In his third volume about the Southwest, Tacey Cromwell, which appeared in 1942, Richter eschewed the grasslands for the more sophisticated and more seamy life of the small mining town…. Richter was less successful here than in The Sea of Grass in fusing atmosphere and characters. The scenes are too often the finely outlined but metallic plates of an album, accurate, colorful, but remote. If Gaye is an acceptable but conventional gambler who sincerely wishes to find a less parasitic profession, Tacey is harder to accept, the scarlet woman with the heart of gold whose reform is perhaps genuine but is not made convincing. Her life does not have the passionate justification of sin that makes Hawthorne's Hester Prynne memorable; she is cold and marmoreal. (pp. 191-92)
The Lady [is] a novelette in form which evinces all the charm and impact of a subtle artistry. Again the setting is the New Mexico of the past, the period of the open range which is fought over by ranchers and sheepmen. And again racial strands are mixed in the figures of the story. Aristocratic inheritance and opportunist cupidity symbolize the rival parties, and in the end the heritage evaporates and the avarice is cooled by death. (p. 192)

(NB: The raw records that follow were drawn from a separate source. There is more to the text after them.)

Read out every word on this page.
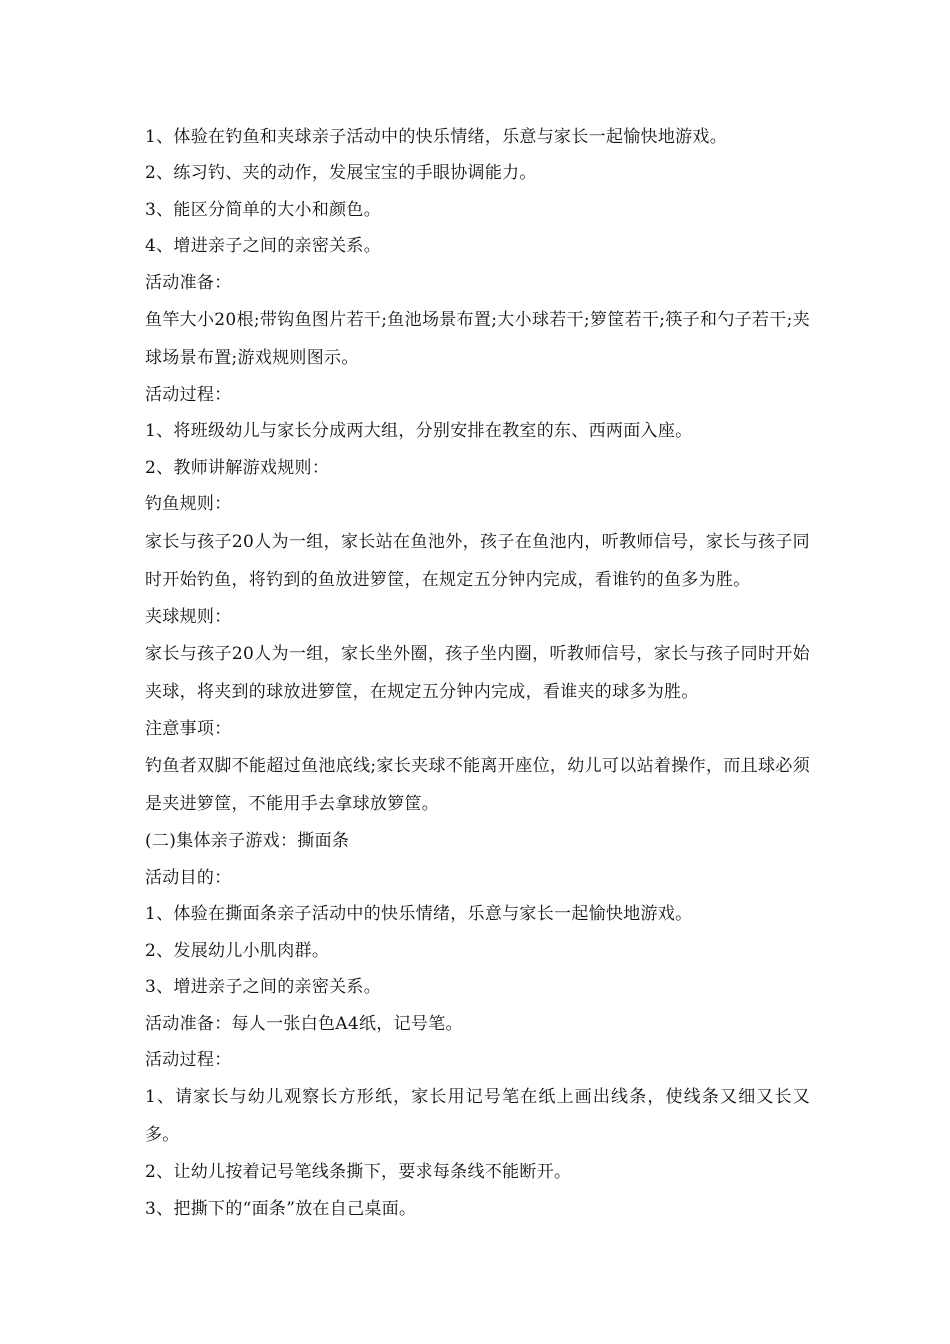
1、体验在钓鱼和夹球亲子活动中的快乐情绪，乐意与家长一起愉快地游戏。

2、练习钓、夹的动作，发展宝宝的手眼协调能力。

3、能区分简单的大小和颜色。

4、增进亲子之间的亲密关系。

活动准备：

鱼竿大小20根;带钩鱼图片若干;鱼池场景布置;大小球若干;箩筐若干;筷子和勺子若干;夹球场景布置;游戏规则图示。

活动过程：

1、将班级幼儿与家长分成两大组，分别安排在教室的东、西两面入座。

2、教师讲解游戏规则：

钓鱼规则：

家长与孩子20人为一组，家长站在鱼池外，孩子在鱼池内，听教师信号，家长与孩子同时开始钓鱼，将钓到的鱼放进箩筐，在规定五分钟内完成，看谁钓的鱼多为胜。

夹球规则：

家长与孩子20人为一组，家长坐外圈，孩子坐内圈，听教师信号，家长与孩子同时开始夹球，将夹到的球放进箩筐，在规定五分钟内完成，看谁夹的球多为胜。

注意事项：

钓鱼者双脚不能超过鱼池底线;家长夹球不能离开座位，幼儿可以站着操作，而且球必须是夹进箩筐，不能用手去拿球放箩筐。

(二)集体亲子游戏：撕面条

活动目的：

1、体验在撕面条亲子活动中的快乐情绪，乐意与家长一起愉快地游戏。

2、发展幼儿小肌肉群。

3、增进亲子之间的亲密关系。

活动准备：每人一张白色A4纸，记号笔。

活动过程：

1、请家长与幼儿观察长方形纸，家长用记号笔在纸上画出线条，使线条又细又长又多。

2、让幼儿按着记号笔线条撕下，要求每条线不能断开。

3、把撕下的“面条”放在自己桌面。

The reader of Richter's three southwestern romances cannot fail to observe a technique which suggests Willa Cather, despite a difference in scene and milieu. Avoiding an omniscient point of view and avoiding also a point of view limited to the protagonist, he has three times chosen as his narrator a young male relative of the chief family, who is occasionally in attendance, who reflects the crucial events, and who retains a warm and close interest in the action. (p. 193)

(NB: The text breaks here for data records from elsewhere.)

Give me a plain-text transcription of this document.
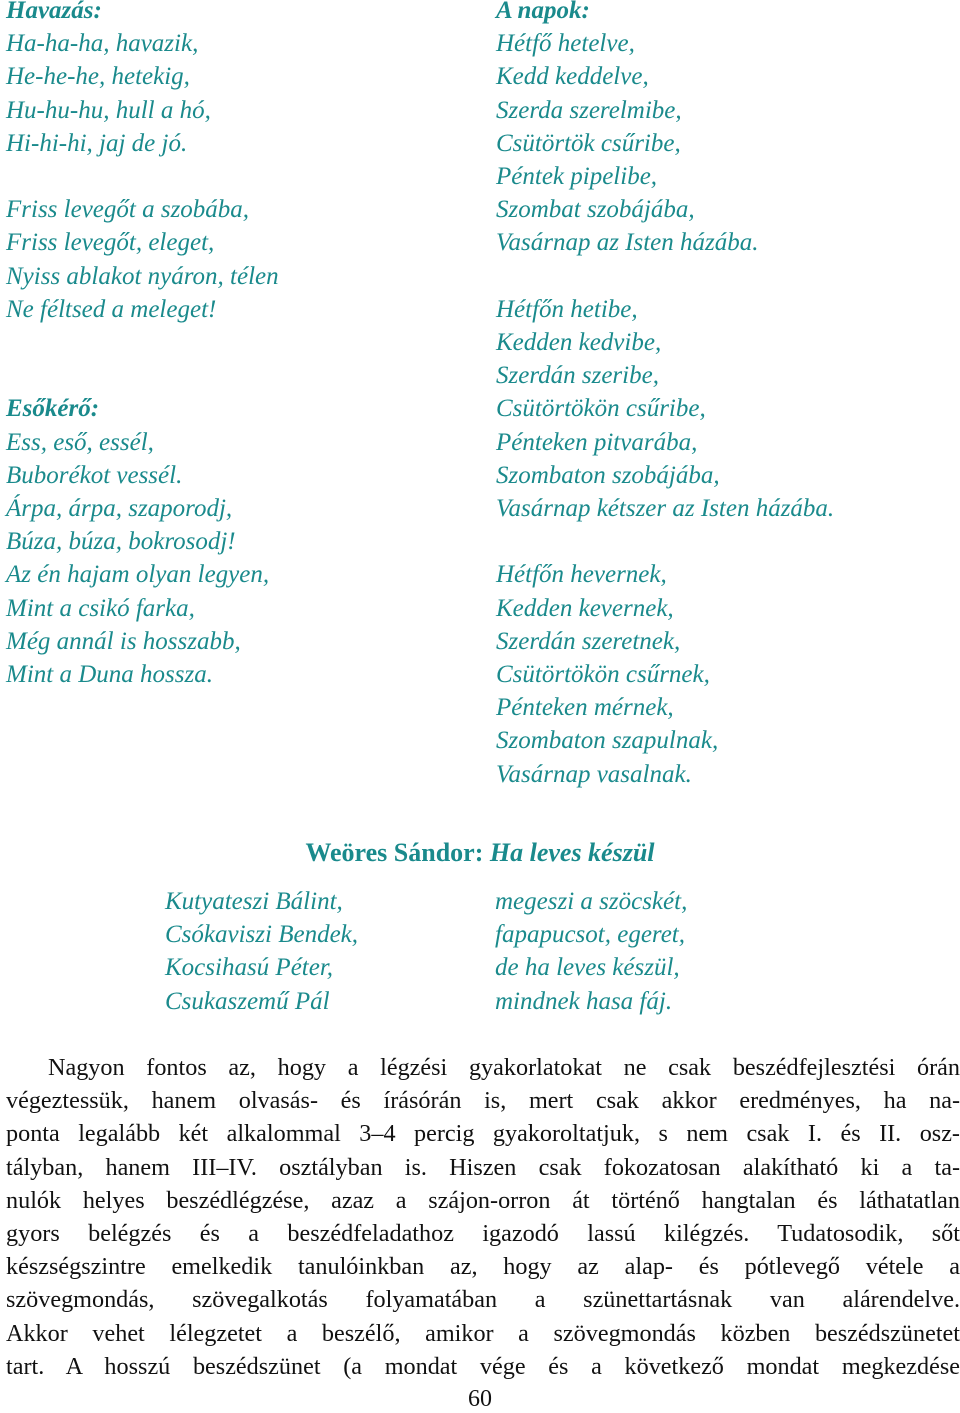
Havazás:
Ha-ha-ha, havazik,
He-he-he, hetekig,
Hu-hu-hu, hull a hó,
Hi-hi-hi, jaj de jó.
Friss levegőt a szobába,
Friss levegőt, eleget,
Nyiss ablakot nyáron, télen
Ne féltsed a meleget!
Esőkérő:
Ess, eső, essél,
Buborékot vessél.
Árpa, árpa, szaporodj,
Búza, búza, bokrosodj!
Az én hajam olyan legyen,
Mint a csikó farka,
Még annál is hosszabb,
Mint a Duna hossza.
A napok:
Hétfő hetelve,
Kedd keddelve,
Szerda szerelmibe,
Csütörtök csűribe,
Péntek pipelibe,
Szombat szobájába,
Vasárnap az Isten házába.
Hétfőn hetibe,
Kedden kedvibe,
Szerdán szeribe,
Csütörtökön csűribe,
Pénteken pitvarába,
Szombaton szobájába,
Vasárnap kétszer az Isten házába.
Hétfőn hevernek,
Kedden kevernek,
Szerdán szeretnek,
Csütörtökön csűrnek,
Pénteken mérnek,
Szombaton szapulnak,
Vasárnap vasalnak.
Weöres Sándor: Ha leves készül
Kutyateszi Bálint,
Csókaviszi Bendek,
Kocsihasú Péter,
Csukaszemű Pál
megeszi a szöcskét,
fapapucsot, egeret,
de ha leves készül,
mindnek hasa fáj.
Nagyon fontos az, hogy a légzési gyakorlatokat ne csak beszédfejlesztési órán
végeztessük, hanem olvasás- és írásórán is, mert csak akkor eredményes, ha na-
ponta legalább két alkalommal 3–4 percig gyakoroltatjuk, s nem csak I. és II. osz-
tályban, hanem III–IV. osztályban is. Hiszen csak fokozatosan alakítható ki a ta-
nulók helyes beszédlégzése, azaz a szájon-orron át történő hangtalan és láthatatlan
gyors belégzés és a beszédfeladathoz igazodó lassú kilégzés. Tudatosodik, sőt
készségszintre emelkedik tanulóinkban az, hogy az alap- és pótlevegő vétele a
szövegmondás, szövegalkotás folyamatában a szünettartásnak van alárendelve.
Akkor vehet lélegzetet a beszélő, amikor a szövegmondás közben beszédszünetet
tart. A hosszú beszédszünet (a mondat vége és a következő mondat megkezdése
60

In setting as in characterization Richter … relies heavily on suggestion and atmosphere. No scene is ever fully developed, and there are many hiatuses in plot continuity. Yet, particularly in The Sea of Grass and The Lady, the reader is eminently conscious of a viable milieu and social order.
Like Willa Cather again, Richter is selective. Neither writer has any sympathy for the naturalistic technique, which requires complete documentation, a deliberately slow unfolding of the story, and too often a conscious choice of seamy and vicious elements. Life in the Richter romances is actually far from pretty…. Adultery and bribery are common practices. But the romances do not focus primarily on these things, and they are seldom exaggerated. Repetition and attenuation are not key devices here. Sensational events are suggested or reported, and they exist primarily for their effect on motivation and characterization. Even details of setting are sparse but crucial. The cool patios, the dusty plazas, the adobe buildings, the whitened sand-deep roads, the sun-baked mesas establish the scene irrevocably without need of elaboration. (p. 195)
Despite the fact that Richter has devoted four books of fiction to New Mexico and contiguous territory, he has never depicted the contemporary scene in a novel…. Because of this historical orientation he has been forced to derive the substance of his tales from literary sources, and when he has allowed his imagination free play he has peopled the trails and ranches of another time. One can be grateful to Conrad Richter for his accomplishment, an accomplishment which establishes him as one of the most successful and durable storytellers of our day…. (pp. 195-96)
John T. Flanagan, "Conrad Richter: Romancer of the Southwest," in Southwest Review, Vol. XLIII, No. 3, Summer, 1958, pp. 189-96.